Japan should reach a decision “within months” on whether to pursue a modernisation programme for its oldest Boeing/Mitsubishi F-15 combat aircraft, or replace them with a new type, a senior air force official has revealed.
Tokyo is already upgrading its youngest F-15Js to an enhanced MJ configuration and modernising its indigenous Mitsubishi F-2 fighters, and will replace its McDonnell Douglas F-4 Phantoms with 42 Lockheed Martin F-35As from 2016.
“Beyond the horizon, planners are looking at options,” says Col Koji Imaki, head of the Japan Air Self-Defence Force’s F-35A programme office. “A plan which will go public at the end of this year should provide answers to that.”
Japan’s first two F-35As will be completed at Lockheed’s Fort Worth site in Texas, with following examples to be delivered from a final assembly and check-out facility which is now being established with Mitsubishi Heavy Industries in Nagoya. Being acquired under an F-X deal, the air force’s conventional take-off and landing aircraft will equip two combat squadrons.
Any decision to replace the service’s oldest F-15s could open the door to other bidders, potentially including defeated F-X competitors Boeing and Eurofighter, which had respectively been offering their F/A-18E/F Super Hornet and Typhoon designs.

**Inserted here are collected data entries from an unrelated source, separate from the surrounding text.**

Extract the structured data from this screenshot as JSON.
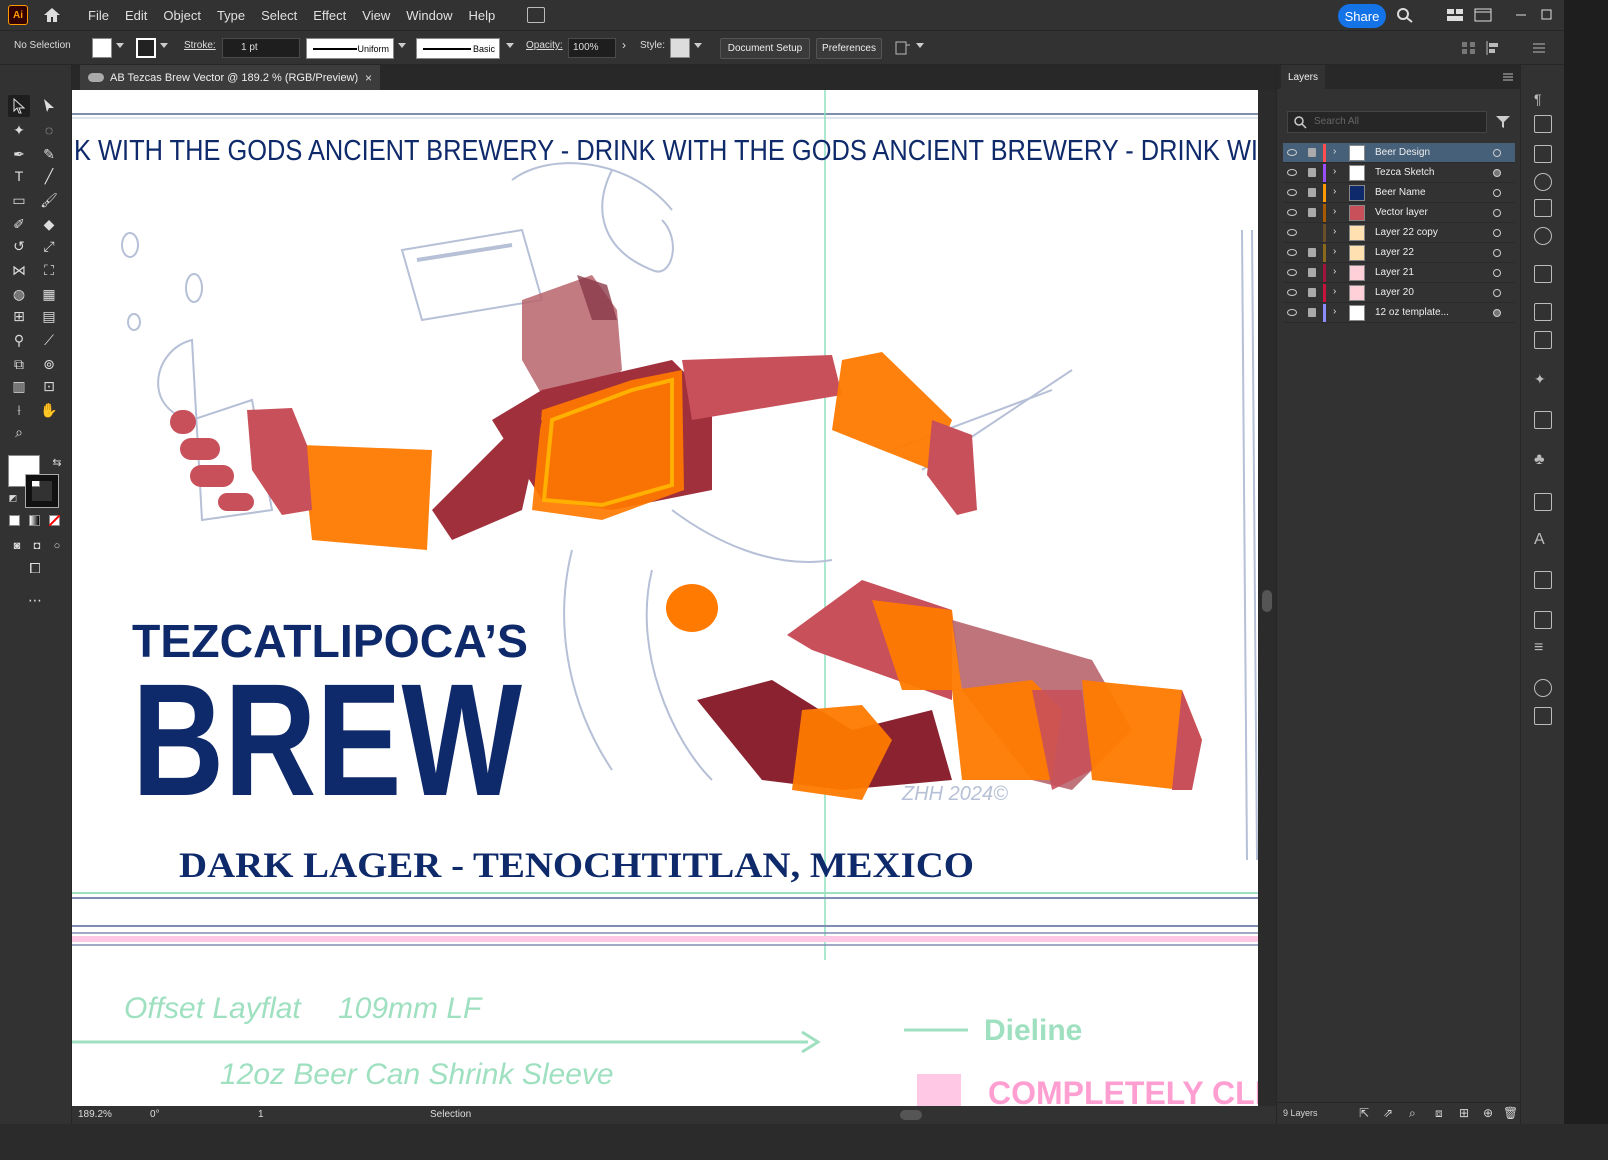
{
  "app": {
    "logo": "Ai",
    "menus": [
      "File",
      "Edit",
      "Object",
      "Type",
      "Select",
      "Effect",
      "View",
      "Window",
      "Help"
    ],
    "share_label": "Share"
  },
  "control": {
    "selection": "No Selection",
    "stroke_label": "Stroke:",
    "stroke_weight": "1 pt",
    "profile_uniform": "Uniform",
    "brush_basic": "Basic",
    "opacity_label": "Opacity:",
    "opacity_value": "100%",
    "style_label": "Style:",
    "document_setup": "Document Setup",
    "preferences": "Preferences"
  },
  "document": {
    "tab_title": "AB Tezcas Brew Vector @ 189.2 % (RGB/Preview)",
    "close": "×"
  },
  "artwork": {
    "banner": "K WITH THE GODS   ANCIENT BREWERY - DRINK WITH THE GODS   ANCIENT BREWERY - DRINK WI",
    "brand_top": "TEZCATLIPOCA’S",
    "brand_main": "BREW",
    "subtitle": "DARK LAGER - TENOCHTITLAN, MEXICO",
    "signature": "ZHH 2024©",
    "template_offset": "Offset Layflat",
    "template_lf": "109mm LF",
    "template_sleeve": "12oz Beer Can Shrink Sleeve",
    "dieline": "Dieline",
    "completely_clear": "COMPLETELY CLE"
  },
  "status": {
    "zoom": "189.2%",
    "angle": "0°",
    "artboard": "1",
    "tool": "Selection"
  },
  "layers_panel": {
    "title": "Layers",
    "search_placeholder": "Search All",
    "count": "9 Layers",
    "layers": [
      {
        "name": "Beer Design",
        "color": "#ff4f4f",
        "selected": true,
        "visible": true,
        "locked": true
      },
      {
        "name": "Tezca Sketch",
        "color": "#9a4fff",
        "selected": false,
        "visible": true,
        "locked": true
      },
      {
        "name": "Beer Name",
        "color": "#ff9a00",
        "selected": false,
        "visible": true,
        "locked": true
      },
      {
        "name": "Vector layer",
        "color": "#a85a00",
        "selected": false,
        "visible": true,
        "locked": true
      },
      {
        "name": "Layer 22 copy",
        "color": "#6b4f2a",
        "selected": false,
        "visible": true,
        "locked": false
      },
      {
        "name": "Layer 22",
        "color": "#8a6a1a",
        "selected": false,
        "visible": true,
        "locked": true
      },
      {
        "name": "Layer 21",
        "color": "#a0143c",
        "selected": false,
        "visible": true,
        "locked": true
      },
      {
        "name": "Layer 20",
        "color": "#c8143c",
        "selected": false,
        "visible": true,
        "locked": true
      },
      {
        "name": "12 oz template...",
        "color": "#8c8cff",
        "selected": false,
        "visible": true,
        "locked": true
      }
    ]
  },
  "colors": {
    "brand_navy": "#0f2a6b",
    "armor_orange": "#ff7a00",
    "skin": "#c8505a",
    "dieline_green": "#9fe0c0",
    "pink": "#ff9ed0",
    "accent_blue": "#1473e6"
  }
}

Meanwhile, 13 of the 18 F-2 fighters and trainers that were extensively damaged during a post-earthquake tsunami in early 2011 are now being repaired, for eventual return to service. Japan developed the type from Lockheed’s F-16, and acquired 94 examples, which Imaki says had an average unit cost of $120 million. “There was a downside in cost, due to the small offtake,” he told IQPC's International Fighter conference in London on 13 November.